Patient chuteur ? Le repérage opportuniste en 30 secondes
À l'occasion d'une mise à jour en gériatrie, le 59e congrès de l'Association des médecins anciens étudiants de l'ULB (Amub) a permis un bel échange kiné-médecins pour repérer et prendre en charge le patient à risque de chute.

Sous-déclarées et souvent banalisées, les chutes des personnes âgées restent un motif majeur de perte d’autonomie. « Dans la littérature, on considère qu'il y a moins de 20 % des chutes qui sont portées à notre attention, c'est-à-dire qu'on ne les screen pas très bien », regrette Christophe Berlemont, kinésithérapeute à la clinique ortho-gériatrique de l’Hôpital Erasme (Hôpital universitaire de Bruxelles).
Premier levier, simple et efficace : poser trois questions lors de chaque consultation d’un patient de plus de 65 ans. « Et il faut le faire de façon opportuniste, c'est-à-dire que le patient ne vient pas forcément pour signaler ce genre de problème à la base », insiste le kiné. Ces trois questions sont les suivantes :
- Le patient a-t-il chuté dans les 12 derniers mois ?
- Le patient a-t-il un sentiment d’instabilité à la marche ou à l'équilibre ?
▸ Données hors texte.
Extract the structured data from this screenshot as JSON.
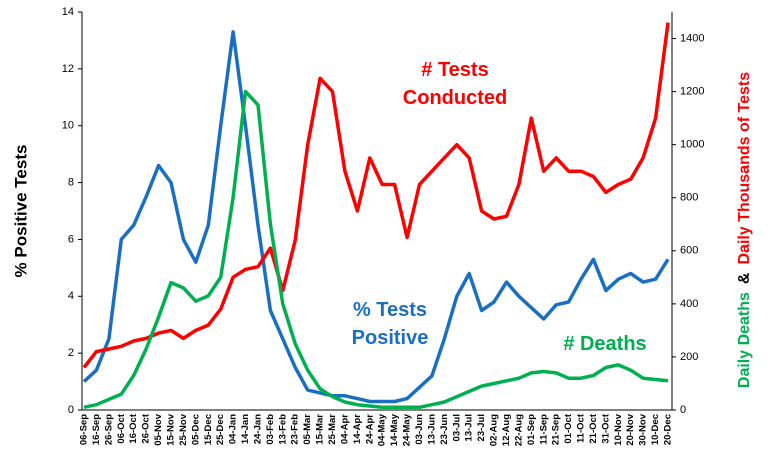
{
  "chart_data": {
    "type": "line",
    "ylabel": "% Positive Tests",
    "y2label": [
      "Daily Deaths",
      "&",
      "Daily Thousands of Tests"
    ],
    "categories": [
      "06-Sep",
      "16-Sep",
      "26-Sep",
      "06-Oct",
      "16-Oct",
      "26-Oct",
      "05-Nov",
      "15-Nov",
      "25-Nov",
      "05-Dec",
      "15-Dec",
      "25-Dec",
      "04-Jan",
      "14-Jan",
      "24-Jan",
      "03-Feb",
      "13-Feb",
      "23-Feb",
      "05-Mar",
      "15-Mar",
      "25-Mar",
      "04-Apr",
      "14-Apr",
      "24-Apr",
      "04-May",
      "14-May",
      "24-May",
      "03-Jun",
      "13-Jun",
      "23-Jun",
      "03-Jul",
      "13-Jul",
      "23-Jul",
      "02-Aug",
      "12-Aug",
      "22-Aug",
      "01-Sep",
      "11-Sep",
      "21-Sep",
      "01-Oct",
      "11-Oct",
      "21-Oct",
      "31-Oct",
      "10-Nov",
      "20-Nov",
      "30-Nov",
      "10-Dec",
      "20-Dec"
    ],
    "series": [
      {
        "name": "% Tests Positive",
        "color": "#1b6fc2",
        "axis": "y",
        "values": [
          1.0,
          1.4,
          2.5,
          6.0,
          6.5,
          7.5,
          8.6,
          8.0,
          6.0,
          5.2,
          6.5,
          10,
          13.3,
          10,
          6.5,
          3.5,
          2.5,
          1.5,
          0.7,
          0.6,
          0.5,
          0.5,
          0.4,
          0.3,
          0.3,
          0.3,
          0.4,
          0.8,
          1.2,
          2.5,
          4.0,
          4.8,
          3.5,
          3.8,
          4.5,
          4.0,
          3.6,
          3.2,
          3.7,
          3.8,
          4.6,
          5.3,
          4.2,
          4.6,
          4.8,
          4.5,
          4.6,
          5.3
        ]
      },
      {
        "name": "# Tests Conducted",
        "color": "#ff0000",
        "axis": "y2",
        "values": [
          160,
          220,
          230,
          240,
          260,
          270,
          290,
          300,
          270,
          300,
          320,
          380,
          500,
          530,
          540,
          610,
          450,
          640,
          1000,
          1250,
          1200,
          900,
          750,
          950,
          850,
          850,
          650,
          850,
          900,
          950,
          1000,
          950,
          750,
          720,
          730,
          850,
          1100,
          900,
          950,
          900,
          900,
          880,
          820,
          850,
          870,
          950,
          1100,
          1460
        ]
      },
      {
        "name": "# Deaths",
        "color": "#00b050",
        "axis": "y2",
        "values": [
          10,
          20,
          40,
          60,
          130,
          230,
          350,
          480,
          460,
          410,
          430,
          500,
          800,
          1200,
          1150,
          700,
          400,
          250,
          150,
          80,
          50,
          30,
          20,
          15,
          10,
          10,
          10,
          10,
          20,
          30,
          50,
          70,
          90,
          100,
          110,
          120,
          140,
          145,
          140,
          120,
          120,
          130,
          160,
          170,
          150,
          120,
          115,
          110
        ]
      }
    ],
    "ylim": [
      0,
      14
    ],
    "yticks": [
      0,
      2,
      4,
      6,
      8,
      10,
      12,
      14
    ],
    "y2lim": [
      0,
      1500
    ],
    "y2ticks": [
      0,
      200,
      400,
      600,
      800,
      1000,
      1200,
      1400
    ]
  }
}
- Le patient ressent-il une peur de chuter ?
Une réponse positive peut orienter un algorithme décisionnel clinique vers la prescription de séances de kinésithérapie.
La peur de chuter fait aussi des dégâts
Le second levier exposé par Christophe Berlemont est de traquer la peur de chuter et la désadaptation psychomotrice, qui sont des causes fréquentes d’une spirale d’inactivité, dont les conséquences sont dramatiques. À l’examen, certains signes sont très parlants : hypertonie oppositionnelle des membres supérieurs, position en triple flexion, rétropulsion du corps, et surtout la posture dite « de la planche à voile » (postérieur en arrière et bras tendus en avant, à la manière d'un véliplanchiste aguerri que votre patient n'est sans doute pas ou plus). « Si vous voyez le signe de la position de la planche à voile, il faut vraiment vous poser la question : est-ce que mon patient ne souffrirait pas de cette peur de chuter ? »
Christophe Berlemont appelle à ne pas se laisser piéger par les stéréotypes : « Ce qui est très important dans le screening, c'est de ne pas être dans l'ultra-protection de certaines personnes, mais aussi de trouver les gens qui sont à prise de risque. » En pratique, un “oui” aux trois questions déclenche une évaluation fonctionnelle (tests rapides au cabinet) et, si besoin, une prescription de rééducation de l’équilibre et de la marche, idéalement précoce. L’objectif est double : prévenir la récidive et casser la peur de chuter avant qu’elle n’entraîne déclin fonctionnel, des complications d’alitement et une institutionnalisation.